My Angels

Five years ago today was one of the worst days of my life.
Miscarriage #1.

I thought I would die of heartache, and part of me wanted to. I wanted nothing to do with the world, for mine had been crushed – the wind was knocked out of me by a huge crashing wave, and I was drowning, suffocating.

I remember the doctor’s words, the image on the screen, the look on my husband’s face. Suddenly all I could hear was the loud thudding of my heartbeat and a woman wailing in the next room ..but that woman was me. Although they tried not to be seen, I remember the pitiful expressions on the nurses’ faces as my husband guided me out to the car. I do not remember the ride home.

Why should I feel discouraged?
Why should the shadows come?
Why should my heart feel lonely and long for heaven and home?

Two days later was my surgery. “Conflicted” doesn’t really cover it. I never wanted this surgery, yet it couldn’t happen soon enough. The most unimaginable heartache I’ve ever experienced was knowing I was carrying my child that I would never hold.

When Jesus is my fortress, a constant friend is He.
His eye is on the sparrow, and I know He watches me

It’s been an emotional zip line ever since, and I’d basically given up hope of carrying a child, feeling it move and stretch inside of me. Everything we’ve been through has impressed upon me how much if a miracle life truly is. I am grateful beyond words to be the mother of the child I’m carrying today. I am also acutely aware of how painful it feels to even see a baby bump or pacifier when your heart is broken.

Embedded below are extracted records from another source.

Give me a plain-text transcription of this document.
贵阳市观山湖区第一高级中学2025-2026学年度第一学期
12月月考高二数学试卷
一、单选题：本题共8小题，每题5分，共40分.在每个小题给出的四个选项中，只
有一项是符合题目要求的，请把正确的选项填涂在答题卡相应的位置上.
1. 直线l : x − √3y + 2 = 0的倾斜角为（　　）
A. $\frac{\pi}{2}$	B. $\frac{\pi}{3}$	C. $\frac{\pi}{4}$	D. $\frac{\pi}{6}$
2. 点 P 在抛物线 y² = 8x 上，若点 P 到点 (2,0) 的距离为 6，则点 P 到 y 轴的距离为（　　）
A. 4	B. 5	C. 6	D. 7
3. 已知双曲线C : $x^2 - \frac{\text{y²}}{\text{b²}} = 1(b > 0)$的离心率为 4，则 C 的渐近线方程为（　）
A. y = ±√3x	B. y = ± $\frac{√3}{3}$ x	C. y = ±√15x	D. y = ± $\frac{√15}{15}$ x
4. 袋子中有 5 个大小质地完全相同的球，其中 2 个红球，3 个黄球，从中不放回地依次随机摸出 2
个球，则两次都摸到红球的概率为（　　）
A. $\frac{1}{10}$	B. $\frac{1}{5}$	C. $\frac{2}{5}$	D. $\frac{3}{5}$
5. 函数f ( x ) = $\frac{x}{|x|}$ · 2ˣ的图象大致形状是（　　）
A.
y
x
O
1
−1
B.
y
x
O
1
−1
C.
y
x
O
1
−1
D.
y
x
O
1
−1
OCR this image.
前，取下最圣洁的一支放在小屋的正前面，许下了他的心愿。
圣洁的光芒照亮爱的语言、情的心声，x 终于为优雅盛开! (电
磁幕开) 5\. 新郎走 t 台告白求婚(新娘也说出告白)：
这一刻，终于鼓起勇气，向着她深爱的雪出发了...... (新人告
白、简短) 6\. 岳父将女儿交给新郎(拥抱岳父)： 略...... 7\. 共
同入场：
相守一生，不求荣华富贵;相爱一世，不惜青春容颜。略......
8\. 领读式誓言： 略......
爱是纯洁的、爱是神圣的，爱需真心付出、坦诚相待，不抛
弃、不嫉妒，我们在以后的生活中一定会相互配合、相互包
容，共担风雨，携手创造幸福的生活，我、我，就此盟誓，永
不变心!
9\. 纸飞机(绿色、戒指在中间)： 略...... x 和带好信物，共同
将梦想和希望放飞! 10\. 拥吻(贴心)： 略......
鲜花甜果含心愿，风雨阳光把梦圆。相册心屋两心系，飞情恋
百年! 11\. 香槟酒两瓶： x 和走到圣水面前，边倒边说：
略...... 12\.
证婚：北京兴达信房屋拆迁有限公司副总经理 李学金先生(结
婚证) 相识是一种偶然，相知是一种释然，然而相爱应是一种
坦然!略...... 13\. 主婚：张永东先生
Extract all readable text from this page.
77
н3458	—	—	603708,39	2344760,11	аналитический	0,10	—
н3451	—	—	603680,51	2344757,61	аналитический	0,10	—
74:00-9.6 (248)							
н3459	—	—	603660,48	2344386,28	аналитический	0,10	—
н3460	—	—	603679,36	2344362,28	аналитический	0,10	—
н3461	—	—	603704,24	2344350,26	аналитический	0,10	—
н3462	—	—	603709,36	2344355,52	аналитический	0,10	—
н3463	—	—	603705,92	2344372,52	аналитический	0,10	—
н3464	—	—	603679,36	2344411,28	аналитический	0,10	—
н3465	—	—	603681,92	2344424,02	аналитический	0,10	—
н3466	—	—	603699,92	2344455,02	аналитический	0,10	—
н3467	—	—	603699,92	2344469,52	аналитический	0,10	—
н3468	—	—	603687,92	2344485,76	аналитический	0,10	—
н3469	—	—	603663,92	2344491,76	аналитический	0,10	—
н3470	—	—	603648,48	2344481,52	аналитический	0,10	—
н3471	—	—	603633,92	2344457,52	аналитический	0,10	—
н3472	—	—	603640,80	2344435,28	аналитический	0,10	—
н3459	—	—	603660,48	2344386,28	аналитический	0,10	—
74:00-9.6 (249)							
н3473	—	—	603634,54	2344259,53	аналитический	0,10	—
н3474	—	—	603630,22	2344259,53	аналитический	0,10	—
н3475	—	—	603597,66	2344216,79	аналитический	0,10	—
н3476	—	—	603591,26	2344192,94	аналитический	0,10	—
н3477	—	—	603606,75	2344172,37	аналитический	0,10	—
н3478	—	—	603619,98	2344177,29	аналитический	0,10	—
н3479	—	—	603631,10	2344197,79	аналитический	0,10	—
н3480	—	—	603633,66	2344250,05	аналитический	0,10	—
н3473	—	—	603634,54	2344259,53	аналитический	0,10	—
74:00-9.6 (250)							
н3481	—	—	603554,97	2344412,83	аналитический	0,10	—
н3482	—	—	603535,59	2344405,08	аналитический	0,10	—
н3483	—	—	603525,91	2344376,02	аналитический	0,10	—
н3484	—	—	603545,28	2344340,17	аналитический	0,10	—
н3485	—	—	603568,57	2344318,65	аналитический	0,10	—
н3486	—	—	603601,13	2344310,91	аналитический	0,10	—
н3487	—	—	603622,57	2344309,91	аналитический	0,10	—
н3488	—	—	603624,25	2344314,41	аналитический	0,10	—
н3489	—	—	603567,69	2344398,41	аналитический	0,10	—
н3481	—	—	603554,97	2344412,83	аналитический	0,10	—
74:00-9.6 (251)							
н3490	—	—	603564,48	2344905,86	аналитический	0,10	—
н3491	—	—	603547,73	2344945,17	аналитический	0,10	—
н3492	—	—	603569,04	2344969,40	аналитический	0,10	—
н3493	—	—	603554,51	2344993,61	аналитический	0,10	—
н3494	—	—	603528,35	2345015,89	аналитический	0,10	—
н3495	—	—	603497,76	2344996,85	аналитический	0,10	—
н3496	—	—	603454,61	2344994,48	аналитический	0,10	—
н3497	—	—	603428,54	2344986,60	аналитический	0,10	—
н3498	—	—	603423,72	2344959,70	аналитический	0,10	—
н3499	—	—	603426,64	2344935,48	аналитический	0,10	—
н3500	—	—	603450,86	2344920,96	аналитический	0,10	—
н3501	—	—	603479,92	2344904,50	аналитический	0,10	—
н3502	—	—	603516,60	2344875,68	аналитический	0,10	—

Our marriage was strengthened, weakened, strengthened.. and so on for 2-3 years. He took great care of me after the surgery, and we moved forward as soon as possible. Intently trying to conceive, failing, testing and trying medicines wear on a marriage in a way for which you cannot prepare. The last few years we have just been ‘us’. Not trying on a schedule, no more medicine, just living our lives. We also began researching adoption options. Even though this time period included more heartache, we were better to each other- kinder, more patient people.

I sing because I’m happy!
I sing because I’m free!
His eye is on the sparrow, and I know He watches me

Thank you, Jesus, for carrying me when I couldn’t walk, for keeping our marriage intact through hell and back only to somehow come out stronger together on this side. In six short weeks, we will meet our miracle, our child of God. I pray we are better parents and spouses because of our journey. Thank you, Jesus!